Sur un ton très différent, les producteurs de la Coordination rurale ont aussi eu droit à une vraie leçon de géostratégie. Exposant la guerre économique que se livrent la Chine et les Etats-Unis, Jean-Michel Quatrepoint, journaliste économiste, reste très pessimiste sur les ambitions de la France – et les moyens qu’elle se donne – pour garder son rang agricole face à ces deux mastodontes économiques, mais aussi face à l’Allemagne « qui dirige l’Europe depuis la réunification puis l’élargissement. »
Selon lui, les agriculteurs ont tout à craindre du Tafta, l’accord bilatéral entre l’UE et les Etats-Unis en cours de négociation par la Commission européenne. « Cette question du Tafta est une question gravissime qui nous engagera pendant des décennies. »

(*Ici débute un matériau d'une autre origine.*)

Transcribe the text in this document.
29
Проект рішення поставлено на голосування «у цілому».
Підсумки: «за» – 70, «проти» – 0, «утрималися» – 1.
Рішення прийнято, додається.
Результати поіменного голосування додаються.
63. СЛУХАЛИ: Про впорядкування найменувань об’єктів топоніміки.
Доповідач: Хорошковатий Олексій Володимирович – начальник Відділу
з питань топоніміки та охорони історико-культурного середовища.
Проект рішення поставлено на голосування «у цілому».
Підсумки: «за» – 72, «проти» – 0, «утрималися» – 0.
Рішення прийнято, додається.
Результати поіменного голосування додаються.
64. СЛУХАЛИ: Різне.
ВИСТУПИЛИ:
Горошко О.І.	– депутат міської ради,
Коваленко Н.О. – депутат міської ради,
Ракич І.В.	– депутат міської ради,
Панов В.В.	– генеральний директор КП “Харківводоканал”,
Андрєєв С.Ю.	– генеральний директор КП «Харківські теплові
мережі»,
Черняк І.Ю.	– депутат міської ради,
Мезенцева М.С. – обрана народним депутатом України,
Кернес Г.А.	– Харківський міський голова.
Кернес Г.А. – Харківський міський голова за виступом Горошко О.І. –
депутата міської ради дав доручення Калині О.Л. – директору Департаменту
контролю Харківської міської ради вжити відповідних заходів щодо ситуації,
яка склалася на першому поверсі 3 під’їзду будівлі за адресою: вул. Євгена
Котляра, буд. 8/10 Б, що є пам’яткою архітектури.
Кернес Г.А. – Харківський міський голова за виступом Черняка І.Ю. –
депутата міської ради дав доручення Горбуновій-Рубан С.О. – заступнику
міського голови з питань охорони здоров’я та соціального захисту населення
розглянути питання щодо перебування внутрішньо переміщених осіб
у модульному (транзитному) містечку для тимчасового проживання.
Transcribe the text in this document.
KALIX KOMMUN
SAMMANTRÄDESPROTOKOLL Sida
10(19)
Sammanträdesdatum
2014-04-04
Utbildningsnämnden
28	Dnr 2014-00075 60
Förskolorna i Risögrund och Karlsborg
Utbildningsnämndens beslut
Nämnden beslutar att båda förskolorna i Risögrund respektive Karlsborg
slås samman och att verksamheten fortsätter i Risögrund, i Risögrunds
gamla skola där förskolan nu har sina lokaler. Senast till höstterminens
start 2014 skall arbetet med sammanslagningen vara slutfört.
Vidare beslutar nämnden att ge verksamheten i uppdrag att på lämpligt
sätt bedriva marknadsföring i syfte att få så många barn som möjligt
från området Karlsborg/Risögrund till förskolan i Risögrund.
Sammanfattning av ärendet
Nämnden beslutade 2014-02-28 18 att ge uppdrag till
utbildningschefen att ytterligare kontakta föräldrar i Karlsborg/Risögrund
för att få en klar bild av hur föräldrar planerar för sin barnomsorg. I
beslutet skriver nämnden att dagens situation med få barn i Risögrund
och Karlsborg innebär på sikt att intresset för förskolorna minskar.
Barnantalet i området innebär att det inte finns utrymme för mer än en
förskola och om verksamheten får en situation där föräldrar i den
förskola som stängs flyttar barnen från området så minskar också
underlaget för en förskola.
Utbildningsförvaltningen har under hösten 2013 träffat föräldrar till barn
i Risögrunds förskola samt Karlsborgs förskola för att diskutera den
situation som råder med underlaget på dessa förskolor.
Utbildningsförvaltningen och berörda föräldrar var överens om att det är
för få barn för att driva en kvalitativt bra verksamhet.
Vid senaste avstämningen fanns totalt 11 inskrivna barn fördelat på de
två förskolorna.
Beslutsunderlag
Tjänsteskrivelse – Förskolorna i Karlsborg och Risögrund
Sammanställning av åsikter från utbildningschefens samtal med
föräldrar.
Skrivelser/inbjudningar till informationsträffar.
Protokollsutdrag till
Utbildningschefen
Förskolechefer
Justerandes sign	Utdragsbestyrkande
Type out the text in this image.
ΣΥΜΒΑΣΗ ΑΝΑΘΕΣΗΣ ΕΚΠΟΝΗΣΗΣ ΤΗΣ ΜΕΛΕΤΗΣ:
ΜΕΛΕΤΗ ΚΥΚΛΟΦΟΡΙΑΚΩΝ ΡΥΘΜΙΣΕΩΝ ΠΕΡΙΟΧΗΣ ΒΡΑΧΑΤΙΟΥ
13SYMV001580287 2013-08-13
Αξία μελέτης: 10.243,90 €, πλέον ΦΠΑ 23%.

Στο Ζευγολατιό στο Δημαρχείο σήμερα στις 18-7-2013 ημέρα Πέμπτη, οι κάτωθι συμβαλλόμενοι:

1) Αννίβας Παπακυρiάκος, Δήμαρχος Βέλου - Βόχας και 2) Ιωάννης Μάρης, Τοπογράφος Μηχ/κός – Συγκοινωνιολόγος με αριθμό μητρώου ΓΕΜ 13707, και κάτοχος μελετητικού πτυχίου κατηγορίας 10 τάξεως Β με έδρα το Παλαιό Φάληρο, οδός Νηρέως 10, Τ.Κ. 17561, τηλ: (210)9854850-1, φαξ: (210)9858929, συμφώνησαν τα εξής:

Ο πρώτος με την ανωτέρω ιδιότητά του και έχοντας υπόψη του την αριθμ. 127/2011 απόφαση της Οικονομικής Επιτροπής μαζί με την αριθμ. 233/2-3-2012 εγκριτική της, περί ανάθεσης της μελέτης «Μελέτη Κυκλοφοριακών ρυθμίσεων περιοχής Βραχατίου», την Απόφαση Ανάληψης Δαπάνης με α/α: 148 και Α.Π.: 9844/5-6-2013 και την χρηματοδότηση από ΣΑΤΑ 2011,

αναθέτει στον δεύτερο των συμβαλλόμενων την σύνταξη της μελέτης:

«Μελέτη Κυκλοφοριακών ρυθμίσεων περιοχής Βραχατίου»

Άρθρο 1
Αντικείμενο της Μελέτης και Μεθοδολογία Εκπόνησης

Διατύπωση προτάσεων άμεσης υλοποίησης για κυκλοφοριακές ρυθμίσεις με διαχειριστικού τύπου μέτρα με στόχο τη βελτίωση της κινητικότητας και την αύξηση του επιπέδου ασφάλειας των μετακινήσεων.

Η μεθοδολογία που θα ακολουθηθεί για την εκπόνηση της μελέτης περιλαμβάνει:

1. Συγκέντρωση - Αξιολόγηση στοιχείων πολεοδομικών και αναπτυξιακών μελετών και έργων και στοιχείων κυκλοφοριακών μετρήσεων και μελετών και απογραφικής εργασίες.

Dans un « contexte médiatique accaparé par la Cop21 », il était difficile de relever une note d’optimisme tant auprès des intervenants que des adhérents. « Quelle filière n’est pas en crise ? » a ainsi résumé Catherine Laillé, secrétaire générale du syndicat. Les difficultés des producteurs et la douloureuse mise en place des mesures du plan d’urgence suffiraient pourtant à manifester à nouveau. « Mais avec l’état d’urgence et la trêve des confiseurs, les actions ne reprendront qu’en début d’année 2016 », explique pour sa part Bernard Lannes, président du syndicat.